Unfortunately, these “eating different stuff” articles rarely reflect the deep and nuance ecologic reality of trophic interactions and instead capitalize on the narrative of “even animals are going veggie to save the planet!” Allow me to revel in my cultural roots with a hearty “Oy vey!”
A few different websites have picked up on the carnivorous plants press release, including Planet Earth Online, Chem.Info, and our perennial favorite for greenwashed nonsense: Ecorazzi (in their defense, at least Ecorazzi had the decency not to just blindly copy the press release). The ‘razzi even gifts us with a lovely taxonomy fails–the picture associated with the article is a venus flytrap, the actual study was conducted on sundews (any botanist readers want to calculate the TFI on that?). Of course, their earth-shaking conclusion that “the harmful substances floating around in our air are doing more harm than good” is a marvel of circular reasoning (note to all journalists covering science news: link to the original source, link to the original source, link to the original source).
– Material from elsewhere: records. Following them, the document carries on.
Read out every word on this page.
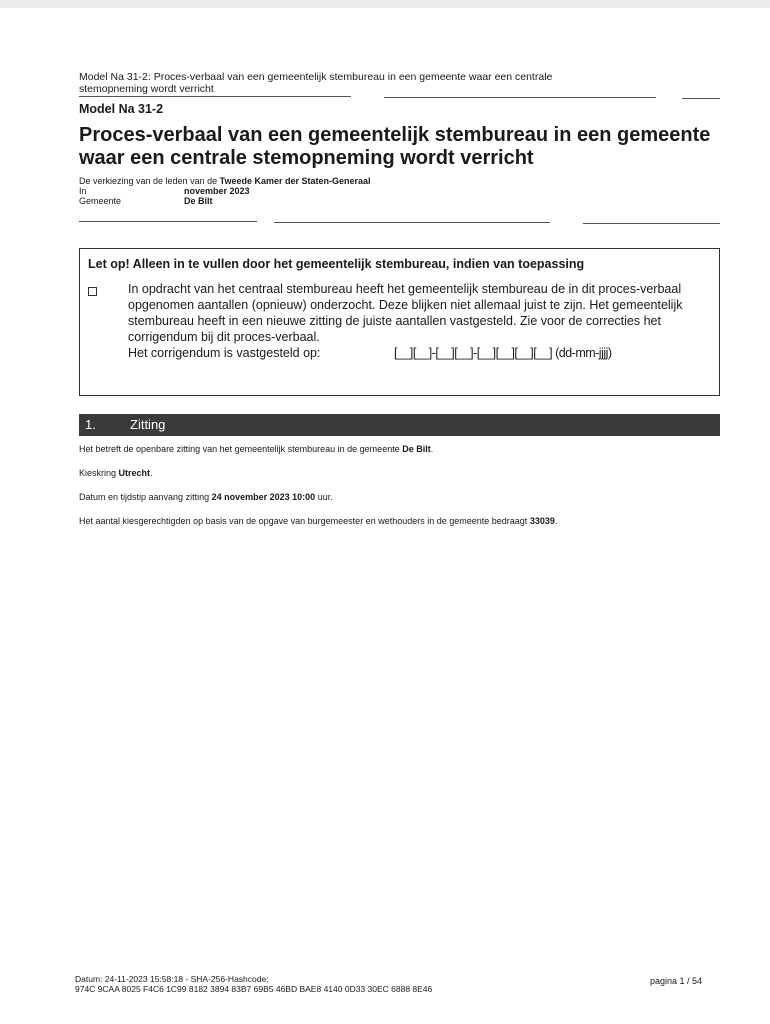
Model Na 31-2: Proces-verbaal van een gemeentelijk stembureau in een gemeente waar een centrale
stemopneming wordt verricht
Model Na 31-2
Proces-verbaal van een gemeentelijk stembureau in een gemeente
waar een centrale stemopneming wordt verricht
De verkiezing van de leden van de Tweede Kamer der Staten-Generaal
In	november 2023
Gemeente	De Bilt
Let op! Alleen in te vullen door het gemeentelijk stembureau, indien van toepassing
In opdracht van het centraal stembureau heeft het gemeentelijk stembureau de in dit proces-verbaal opgenomen aantallen (opnieuw) onderzocht. Deze blijken niet allemaal juist te zijn. Het gemeentelijk stembureau heeft in een nieuwe zitting de juiste aantallen vastgesteld. Zie voor de correcties het corrigendum bij dit proces-verbaal.
Het corrigendum is vastgesteld op:	[__][__]-[__][__]-[__][__][__][__] (dd-mm-jjjj)
1.	Zitting
Het betreft de openbare zitting van het gemeentelijk stembureau in de gemeente De Bilt.
Kieskring Utrecht.
Datum en tijdstip aanvang zitting 24 november 2023 10:00 uur.
Het aantal kiesgerechtigden op basis van de opgave van burgemeester en wethouders in de gemeente bedraagt 33039.
Datum: 24-11-2023 15:58:18 - SHA-256-Hashcode:
974C 9CAA 8025 F4C6 1C99 8182 3894 83B7 69B5 46BD BAE8 4140 0D33 30EC 6888 8E46
pagina 1 / 54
Unfortunately, the study in motivated not by pollution response, but by evolutionary and ecologic questions regarding carnivorous plants. Anthropogenic N deposition provides an opportunity to study these phenomena.
So what’s really going on?
Carnivorous plants have evolved to exploit nitrogen and phosphorous depleted ecosystems by capturing and consuming prey species to supplement soil nutrients. This survival strategy is energetically expensive and provides only marginal advantage over pure autotrophy with soil uptake of nutrients. Carnivorous plants can thrive in regions with low soil nitrogen, where other plants cannot. Carnivorous plants are capable of root uptake of soil nutrients, and will, if nitrogen and phosphorous are available. In cases where soil nutrients are not limited, some carnivorous plants will invest more energy in root and leaf surface area, and produce fewer, and small, prey capturing devices. Ever so, carnivorous plants are not optimized for these conditions and are often outcompeted by strict autotrophic plants.
In Reliance on prey-derived nitrogen by the carnivorous plant Drosera rotundifolia decreases with increasing nitrogen deposition, the authors sampled sundews across a gradient of anthropogenic nitrogen input to measure the amount of nitrogen from soil uptake and from prey capture. What they found was that, when nitrogen was available in the soil, sundews incorporate more soil-derived nitrogen and less prey-derive nitrogen. Surprisingly, this shift happened at relatively low soil nitrogen concentrations. Plants that derived more nitrogen from prey capture were healthier than those that primarily relied on soil derived nitrogen.
While the discussion is well-written and contains some informative and interesting hypotheses for why these shifts happen, how plants respond physiologically, and what effects these shifts may have on the ecosystem, the study does not demonstrate that sundews become less sticky or that their leaves become less red, and it certainly doesn’t state that carnivorous plants will become extinct, as Ecorazzi reports. It also points to a latitudinal gradient and the variability of prey abundance as another possible reason for this shift in diet, especially considering that relatively low soil-derived nitrogen triggered the shift.
It seems silly to fabricate a touch of sensationalism when the actual science is interesting and compelling on its own.
On the Taxonomy Fail you mentioned, it would be pretty close. Drosera and Dionaea are in the same family, but there’s little evidence in the fossil record to calibrate the molecular clock for the divergence time. Can’t be a very large TFI, though.